Conservation of momentum 1-D problem: track is not level

Question

This problem is a standard kind of 1-D problem. You have 2 equal carts approaching each other and collide on linear air track. BUT the person setting up the track did NOT do a good job at making the track Level(or NOT perfectly horizontal). THE QUESTION is : HOW "UNLEVEL" is the track?

The collision took t= 0.750 seconds. And the data collected is below:

DATA

m1=m2= 1kg

Initial velocities:

v1i= +0.450m/s

v2i= -0.505m/s

Final velocities:

v1f= -0.510m/s

v2f= +0.420m/s

From the data we can easily calculate the momentum before and after the collision and see that the momentum of this system is NOT Conserved.

To me this makes sense because the track is unlevel, we have made the track to be like an inclined plane which means that gravity now has influence on this system! SO we have now gone into 2-D space, and we have acceleration happening due to gravity.

I was able to figure out this much. BUT how do I calculate, based on the given information, say the angle that the track makes with respect to the horizontal.(This is what I guess the question is asking).

BUT, I also don't understand how they can measure the velocities(in the data given) if we have acceleration, which means that the velocity is changing(velocity is no longer constant). SO I see some contradictions here in this question.

I found this question in an old book, and there are no answers to the questions. BUT this one got me interested.

Hope somebody has seen this kind of question before. Your help is greatly appreciated.

Answer 1

You always have to satisfy the momentum equations, which is only the linear momentum equation for this one dimensional case:

$$m_1v(t_1)-m_1v(t_0) = \int_{t_0}^{t_1} F dt$$

Assume the collision is completely elastic and all is conservative, so no plastic deformation, drag or any kind of damping.
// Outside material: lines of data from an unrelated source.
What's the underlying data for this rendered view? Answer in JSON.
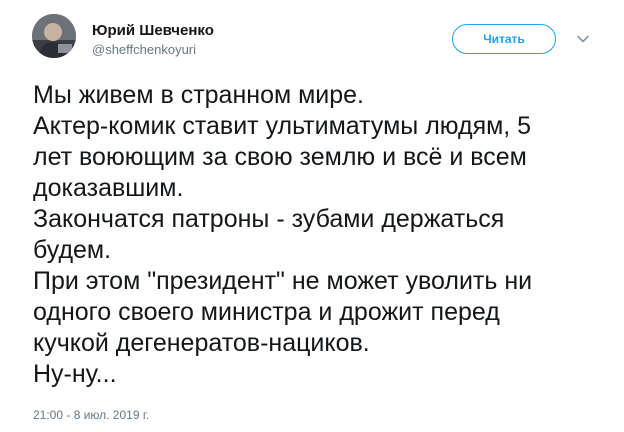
{
  "author": {
    "name": "Юрий Шевченко",
    "handle": "@sheffchenkoyuri"
  },
  "follow_label": "Читать",
  "tweet": {
    "lines": [
      "Мы живем в странном мире.",
      "Актер-комик ставит ультиматумы людям, 5",
      "лет воюющим за свою землю и всё и всем",
      "доказавшим.",
      "Закончатся патроны - зубами держаться",
      "будем.",
      "При этом \"президент\" не может уволить ни",
      "одного своего министра и дрожит перед",
      "кучкой дегенератов-нациков.",
      "Ну-ну..."
    ]
  },
  "timestamp": "21:00 - 8 июл. 2019 г.",
  "colors": {
    "accent": "#1da1f2",
    "text": "#14171a",
    "muted": "#657786"
  },
  "icons": {
    "caret": "chevron-down-icon",
    "avatar": "avatar"
  }
}
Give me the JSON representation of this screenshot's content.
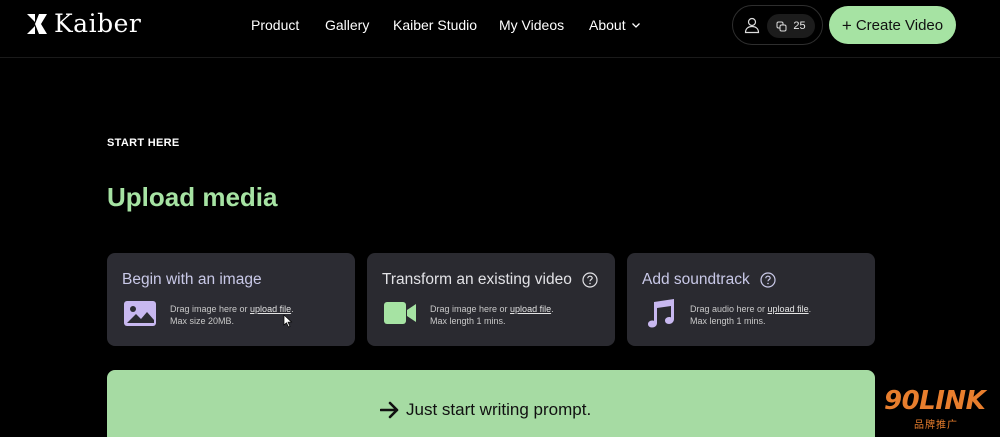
{
  "header": {
    "brand": "Kaiber",
    "nav": [
      {
        "label": "Product"
      },
      {
        "label": "Gallery"
      },
      {
        "label": "Kaiber Studio"
      },
      {
        "label": "My Videos"
      },
      {
        "label": "About"
      }
    ],
    "credits": "25",
    "create_label": "Create Video"
  },
  "main": {
    "eyebrow": "START HERE",
    "title": "Upload media",
    "cards": [
      {
        "title": "Begin with an image",
        "desc_prefix": "Drag image here or ",
        "desc_link": "upload file",
        "desc_suffix": ".",
        "desc_line2": "Max size 20MB."
      },
      {
        "title": "Transform an existing video",
        "desc_prefix": "Drag image here or ",
        "desc_link": "upload file",
        "desc_suffix": ".",
        "desc_line2": "Max length 1 mins."
      },
      {
        "title": "Add soundtrack",
        "desc_prefix": "Drag audio here or ",
        "desc_link": "upload file",
        "desc_suffix": ".",
        "desc_line2": "Max length 1 mins."
      }
    ],
    "prompt_label": "Just start writing prompt."
  },
  "watermark": {
    "main": "90LINK",
    "sub": "品牌推广"
  },
  "colors": {
    "accent": "#a6e3a3",
    "background": "#000000",
    "card": "#2a2a30",
    "card_icon": "#c8b8f0",
    "video_icon": "#a6e3a3"
  }
}
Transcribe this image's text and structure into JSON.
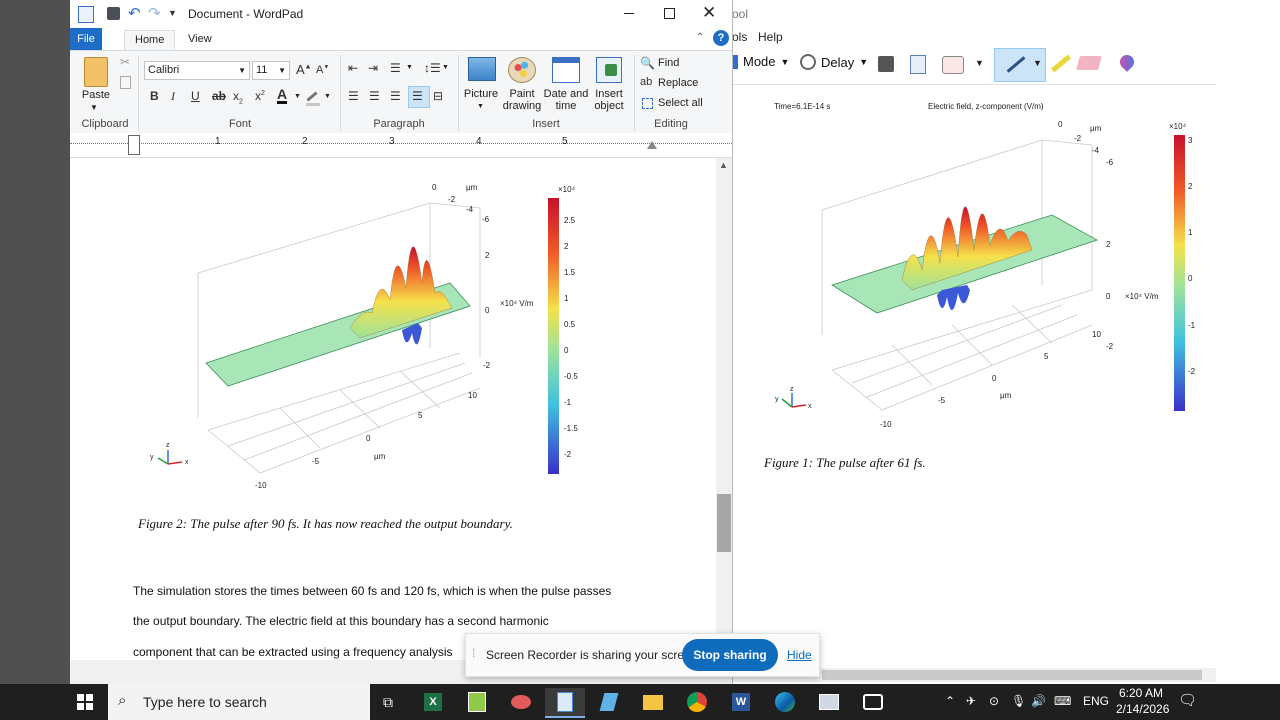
{
  "wordpad": {
    "title": "Document - WordPad",
    "tabs": [
      "File",
      "Home",
      "View"
    ],
    "clipboard": {
      "paste": "Paste",
      "group": "Clipboard"
    },
    "font": {
      "family": "Calibri",
      "size": "11",
      "group": "Font"
    },
    "paragraph": {
      "group": "Paragraph"
    },
    "insert": {
      "picture": "Picture",
      "paint": "Paint drawing",
      "paint_line1": "Paint",
      "paint_line2": "drawing",
      "datetime_line1": "Date and",
      "datetime_line2": "time",
      "object_line1": "Insert",
      "object_line2": "object",
      "group": "Insert"
    },
    "editing": {
      "find": "Find",
      "replace": "Replace",
      "select_all": "Select all",
      "group": "Editing"
    },
    "ruler_numbers": [
      "1",
      "2",
      "3",
      "4",
      "5"
    ],
    "figure": {
      "colorbar_exp": "×10⁴",
      "colorbar_ticks": [
        "2.5",
        "2",
        "1.5",
        "1",
        "0.5",
        "0",
        "-0.5",
        "-1",
        "-1.5",
        "-2"
      ],
      "axis_unit": "×10⁴ V/m",
      "z_ticks": [
        "2",
        "0",
        "-2"
      ],
      "top_ticks": [
        "0",
        "-2",
        "-4",
        "-6"
      ],
      "top_unit": "μm",
      "x_ticks": [
        "10",
        "5",
        "0",
        "-5",
        "-10"
      ],
      "x_unit": "μm",
      "caption": "Figure 2: The pulse after 90 fs. It has now reached the output boundary."
    },
    "paragraph_lines": [
      "The simulation stores the times between 60 fs and 120 fs, which is when the pulse passes",
      "the output boundary. The electric field at this boundary has a second harmonic",
      "component that can be extracted using a frequency analysis"
    ]
  },
  "snip": {
    "title_fragment": "ool",
    "menu": [
      "ols",
      "Help"
    ],
    "toolbar": {
      "mode": "Mode",
      "delay": "Delay"
    },
    "figure": {
      "time": "Time=6.1E-14 s",
      "title": "Electric field, z-component (V/m)",
      "colorbar_exp": "×10⁴",
      "colorbar_ticks": [
        "3",
        "2",
        "1",
        "0",
        "-1",
        "-2"
      ],
      "axis_unit": "×10⁴ V/m",
      "z_ticks": [
        "2",
        "0",
        "-2"
      ],
      "top_ticks": [
        "0",
        "-2",
        "-4",
        "-6"
      ],
      "top_unit": "μm",
      "x_ticks": [
        "10",
        "5",
        "0",
        "-5",
        "-10"
      ],
      "x_unit": "μm",
      "caption": "Figure 1: The pulse after 61 fs."
    }
  },
  "recorder": {
    "message": "Screen Recorder is sharing your screen.",
    "stop": "Stop sharing",
    "hide": "Hide"
  },
  "taskbar": {
    "search_placeholder": "Type here to search",
    "language": "ENG",
    "time": "6:20 AM",
    "date": "2/14/2026"
  },
  "colors": {
    "accent": "#1e6ec8",
    "stop_button": "#0f6cbd",
    "taskbar": "#1f1f1f",
    "plane": "#a8e6b8"
  }
}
Then the only force which acts is the gravity:

$$ F = sin(\theta)mg $$

where $\theta$ is the angle the track is making with respect to 'levelness'. Now we know that the momentum equation should be valid for each individual body, but also for the entire system. Again, the only external force is gravity. I assume that the velocities which are given are at the instant before and after the collision, as they are also a function of time and no time 'after collision' is given.

The momentum before the collision is:

$$ L(t_0) = m_1 v_1(t_0) + m_2 v_2(t_0) $$

And after the collision:

$$ L(t_1) = m_1 v_1(t_1) + m_2 v_2(t_1) $$

We know the collision time, and the force integral is not a function of time. So we obtain:

$$L(t_1) - L(t_0) = sin(\theta)(m_1 + m_2)g t_c $$

with $t_c$ as collision time. Solve for $\theta$, which now is the only unknown.

$$ sin(\theta) = \frac{L(t_1) - L(t_0)}{(m_1 + m_2)g t_c}$$